A Cheaper and More Rapid Polymerase Chain Reaction-Restriction Fragment Length Polymorphism Method for the Detection of the HLA-H Gene Mutations Occurring in Hereditary Hemochromatosis

To the Editor:

The major histocompatibility complex class 1-like gene, HLA-H, was recently reported as being the candidate gene for the autosomal recessive disorder hereditary hemochromatosis (HH).1 There is still no formal proof that HLA-H is the HH gene, but the evidence can be compelling,1 although it may not be the only gene involved.2,3 A single base mutation, Cys282Tyr, appears to have a causative role in HH and a second variant, His63Asp, may also have a role.1 Detection of these two mutations is certainly of value in diagnosing hemochromatosis individuals.4 As a result, polymerase chain reaction (PCR) has been used for rapid detection of the mutations2,5 and a further modification for elucidation of any codon 282 mutations was recently reported6 in Blood.

Beutler et al5 detect the presence of a mutation in their PCR product by time consuming allele-specific oligonucleotide hybridization.
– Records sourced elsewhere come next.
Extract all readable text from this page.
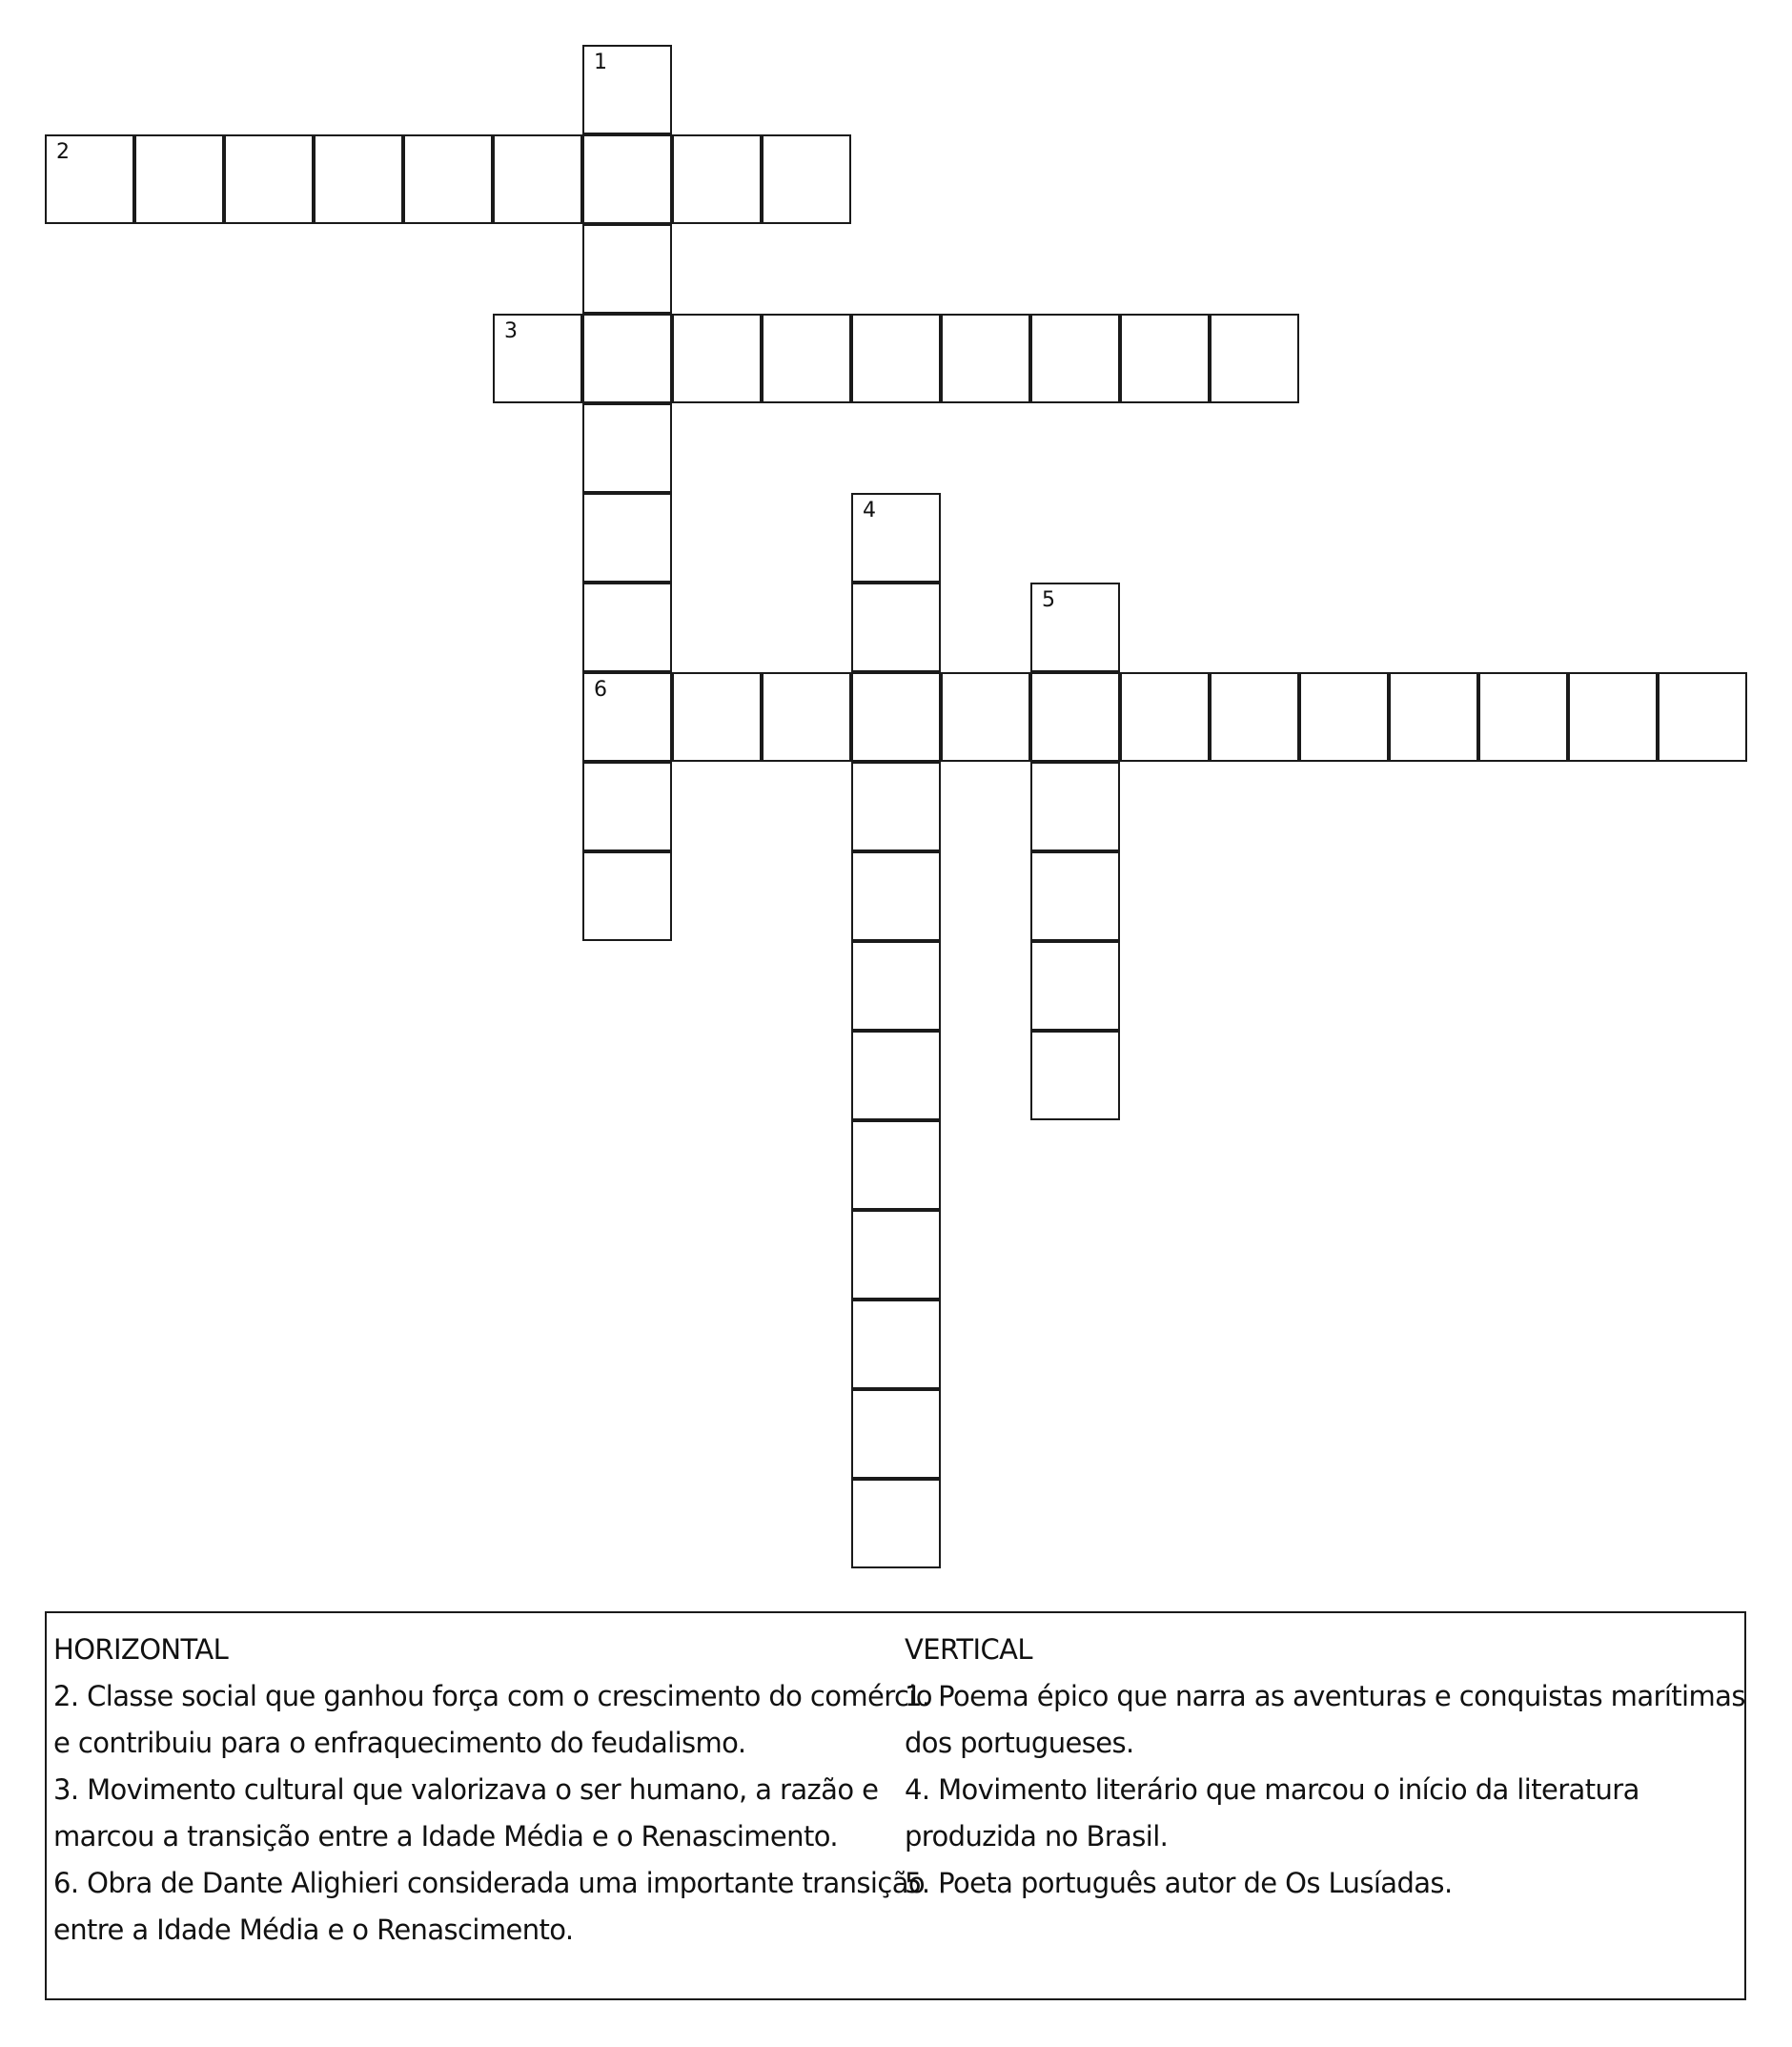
1
6
2
3
4
5
HORIZONTAL
2. Classe social que ganhou força com o crescimento do comércio
e contribuiu para o enfraquecimento do feudalismo.
3. Movimento cultural que valorizava o ser humano, a razão e
marcou a transição entre a Idade Média e o Renascimento.
6. Obra de Dante Alighieri considerada uma importante transição
entre a Idade Média e o Renascimento.
VERTICAL
1. Poema épico que narra as aventuras e conquistas marítimas
dos portugueses.
4. Movimento literário que marcou o início da literatura
produzida no Brasil.
5. Poeta português autor de Os Lusíadas.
The original PCR-restriction fragment length polymorphism (PCR-RFLP) method of Jazwinska et al2 allows identification of zygosity at both alleles, but takes some time to complete and uses expensive restriction enzymes (SnaBI, ∼£36/100 U; Mbo I, ∼£43/200 U). Although the aim of Chang et al6 is rather to detect any mutation at codon 282 to emphasize the codon's importance in HLA-H function, they also use protracted cycling and are tied to the use of the expensive restriction enzyme Bcg I. The His63Asp mutation appears to increase the risk of hemochromatosis when in conjunction with the Cys282Tyr1 mutation and should also be looked for until any causative role can be disproved. Jouanolle et al7 investigate both mutations, but do not show their PCR cycling conditions and are still using Mbo I for codon 63 mutation detection. A rapid, robust, and less expensive method for PCR-RFLP detection of both HLA-H mutations has been developed for use in our routine laboratory.
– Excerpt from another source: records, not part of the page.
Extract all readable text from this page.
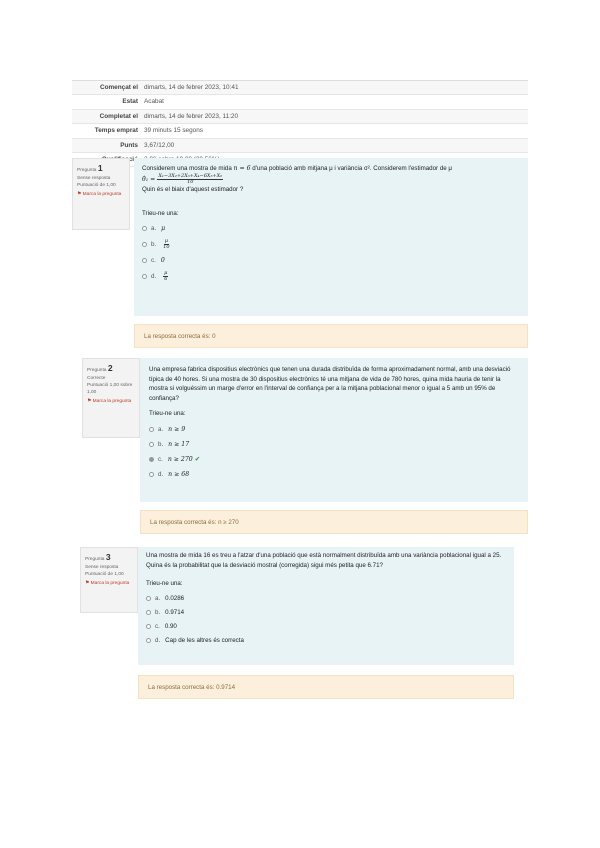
Començat el dimarts, 14 de febrer 2023, 10:41
Estat Acabat
Completat el dimarts, 14 de febrer 2023, 11:20
Temps emprat 39 minuts 15 segons
Punts 3,67/12,00
Pregunta 1
Sense resposta
Puntuació de 1,00
⚑ Marca la pregunta
Considerem una mostra de mida n = 6 d'una població amb mitjana μ i variància σ². Considerem l'estimador de μ
θ̂₁ = $\frac{\text{X₁−3X₂+2X₃+X₄−6X₅+X₆}}{10}$
Quin és el biaix d'aquest estimador ?
Trieu-ne una:
a. μ
b. $\frac{\mu}{10}$
c. 0
d. $\frac{\mu}{6}$
La resposta correcta és: 0
Pregunta 2
Correcte
Puntuació 1,00 sobre 1,00
⚑ Marca la pregunta
Una empresa fabrica dispositius electrònics que tenen una durada distribuïda de forma aproximadament normal, amb una desviació típica de 40 hores. Si una mostra de 30 dispositius electrònics té una mitjana de vida de 780 hores, quina mida hauria de tenir la mostra si volguéssim un marge d'error en l'interval de confiança per a la mitjana poblacional menor o igual a 5 amb un 95% de confiança?
Trieu-ne una:
a. n ≥ 9
b. n ≥ 17
c. n ≥ 270 ✔
d. n ≥ 68
La resposta correcta és: n ≥ 270
Pregunta 3
Sense resposta
Puntuació de 1,00
⚑ Marca la pregunta
Una mostra de mida 16 es treu a l'atzar d'una població que està normalment distribuïda amb una variància poblacional igual a 25. Quina és la probabilitat que la desviació mostral (corregida) sigui més petita que 6.71?
Trieu-ne una:
a. 0.0286
b. 0.9714
c. 0.90
d. Cap de les altres és correcta
La resposta correcta és: 0.9714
Separate PCR reactions are conducted for the two mutations using the primers described by Feder et al1 for their oligonucleotide ligation assay (OLA; Table 1). DNA is extracted from 200 μL whole blood using a QIAamp Blood kit (Qiagen, Crawley, UK), eluting from the spin column with 200 μL buffer. A total PCR volume of 25 μL contains 100 ng of each primer, 1× manufacturer's PCR buffer, 200 μmol/L each dNTP, 2 μL (∼50 ng) DNA, and 0.4 U Dynazyme (Flowgen, Shenstone, UK). After 2 minutes of initial denaturation at 94°C, 35 cycles of just 1 minute at 94°C and 1 minute at 58°C are conducted in a Perkin Elmer 480 thermal cycler (Perkin Elmer, Warrington, UK). Restriction digests are performed directly in the PCR mixes by addition of 5 U Rsa I (codon 282 reactions) or Bcl I (codon 63 reactions) and incubating for 2 hours at 37°C or 50°C, respectively. The products are electrophoresed on a 3% agarose gel (Fig 1).
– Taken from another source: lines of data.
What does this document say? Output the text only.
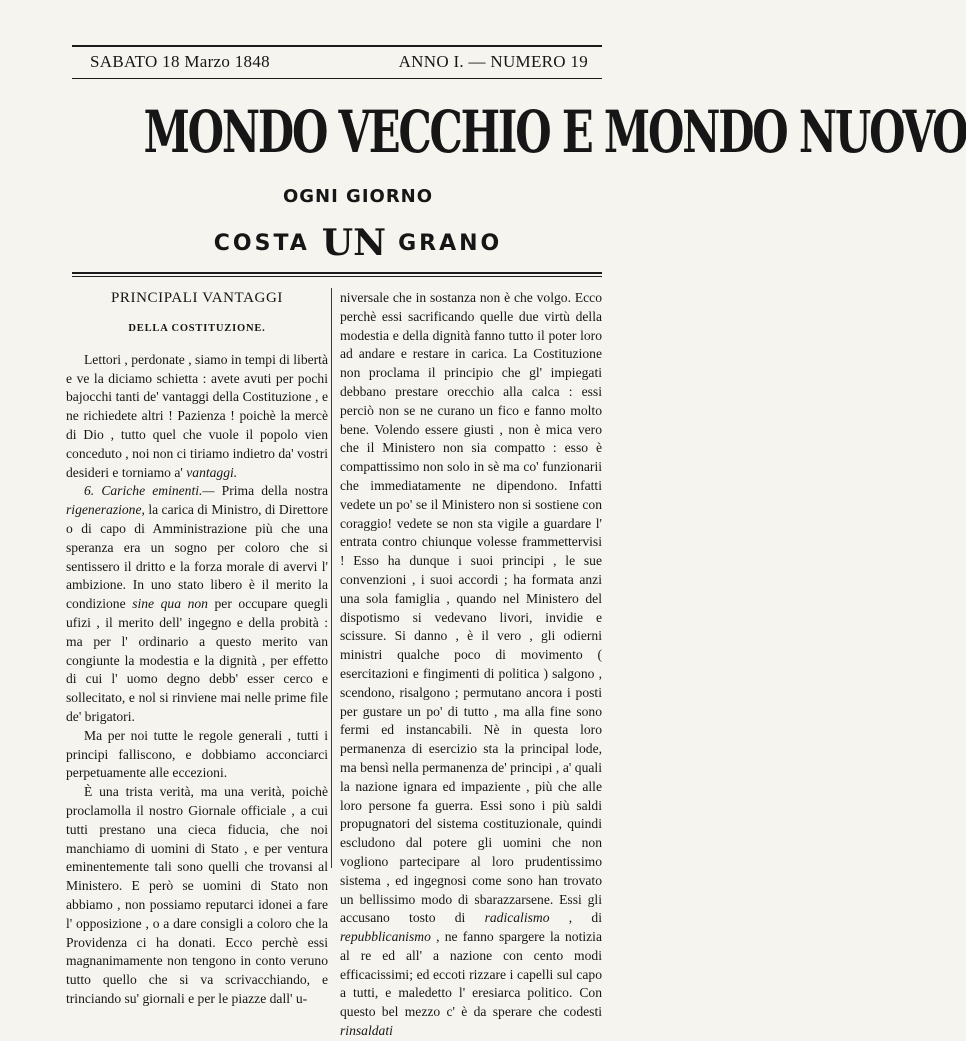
SABATO 18 Marzo 1848	ANNO I. — NUMERO 19
MONDO VECCHIO E MONDO NUOVO
OGNI GIORNO
COSTA UN GRANO
PRINCIPALI VANTAGGI
DELLA COSTITUZIONE.

Lettori , perdonate , siamo in tempi di libertà e ve la diciamo schietta : avete avuti per pochi bajocchi tanti de' vantaggi della Costituzione , e ne richiedete altri ! Pazienza ! poichè la mercè di Dio , tutto quel che vuole il popolo vien conceduto , noi non ci tiriamo indietro da' vostri desideri e torniamo a' vantaggi.

6. Cariche eminenti.— Prima della nostra rigenerazione, la carica di Ministro, di Direttore o di capo di Amministrazione più che una speranza era un sogno per coloro che si sentissero il dritto e la forza morale di avervi l' ambizione. In uno stato libero è il merito la condizione sine qua non per occupare quegli ufizi , il merito dell' ingegno e della probità : ma per l' ordinario a questo merito van congiunte la modestia e la dignità , per effetto di cui l' uomo degno debb' esser cerco e sollecitato, e nol si rinviene mai nelle prime file de' brigatori.

Ma per noi tutte le regole generali , tutti i principi falliscono, e dobbiamo acconciarci perpetuamente alle eccezioni.

È una trista verità, ma una verità, poichè proclamolla il nostro Giornale officiale , a cui tutti prestano una cieca fiducia, che noi manchiamo di uomini di Stato , e per ventura eminentemente tali sono quelli che trovansi al Ministero. E però se uomini di Stato non abbiamo , non possiamo reputarci idonei a fare l' opposizione , o a dare consigli a coloro che la Providenza ci ha donati. Ecco perchè essi magnanimamente non tengono in conto veruno tutto quello che si va scrivacchiando, e trinciando su' giornali e per le piazze dall' u-

niversale che in sostanza non è che volgo. Ecco perchè essi sacrificando quelle due virtù della modestia e della dignità fanno tutto il poter loro ad andare e restare in carica. La Costituzione non proclama il principio che gl' impiegati debbano prestare orecchio alla calca : essi perciò non se ne curano un fico e fanno molto bene. Volendo essere giusti , non è mica vero che il Ministero non sia compatto : esso è compattissimo non solo in sè ma co' funzionarii che immediatamente ne dipendono. Infatti vedete un po' se il Ministero non si sostiene con coraggio! vedete se non sta vigile a guardare l' entrata contro chiunque volesse frammettervisi ! Esso ha dunque i suoi principi , le sue convenzioni , i suoi accordi ; ha formata anzi una sola famiglia , quando nel Ministero del dispotismo si vedevano livori, invidie e scissure. Si danno , è il vero , gli odierni ministri qualche poco di movimento ( esercitazioni e fingimenti di politica ) salgono , scendono, risalgono ; permutano ancora i posti per gustare un po' di tutto , ma alla fine sono fermi ed instancabili. Nè in questa loro permanenza di esercizio sta la principal lode, ma bensì nella permanenza de' principi , a' quali la nazione ignara ed impaziente , più che alle loro persone fa guerra. Essi sono i più saldi propugnatori del sistema costituzionale, quindi escludono dal potere gli uomini che non vogliono partecipare al loro prudentissimo sistema , ed ingegnosi come sono han trovato un bellissimo modo di sbarazzarsene. Essi gli accusano tosto di radicalismo , di repubblicanismo , ne fanno spargere la notizia al re ed all' a nazione con cento modi efficacissimi; ed eccoti rizzare i capelli sul capo a tutti, e maledetto l' eresiarca politico. Con questo bel mezzo c' è da sperare che codesti rinsaldati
Amplification with the primers for codon 282 produces a PCR product of 390 bp, which in the wild-type (Cys) digests to give fragments of 250 and 140 bp and in the mutant (Tyr) fragments of 250, 111, and 29 bp (Fig 1). (The 29-bp fragment is not always visible and is not shown here.) Amplification for codon 63 gives a 208-bp product that digests in the wild-type (His) to produce 138- and 70-bp pieces but does not digest in the mutant (Asp; Fig 1).

This PCR has also been conducted successfully in my laboratory using a Techne (Cambridge, UK) Genius thermocycler and other manufacturers' DNA polymerase, including TaKaRa Taq (Severn Biotech, Kidderminster, UK) and AmpliTaq Gold (Perkin Elmer, Warrington, UK). The cycling conditions are rapid and the restriction enzymes used cheap, ie, approximately one tenth the cost of those used by Jazwinska et al (Rsa ∼£34/1,000 U; Bcl I, ∼£36/2,000 U).

The increased speed, reduced cost, and robust nature of this method make it the method of choice for the routine diagnostic laboratory.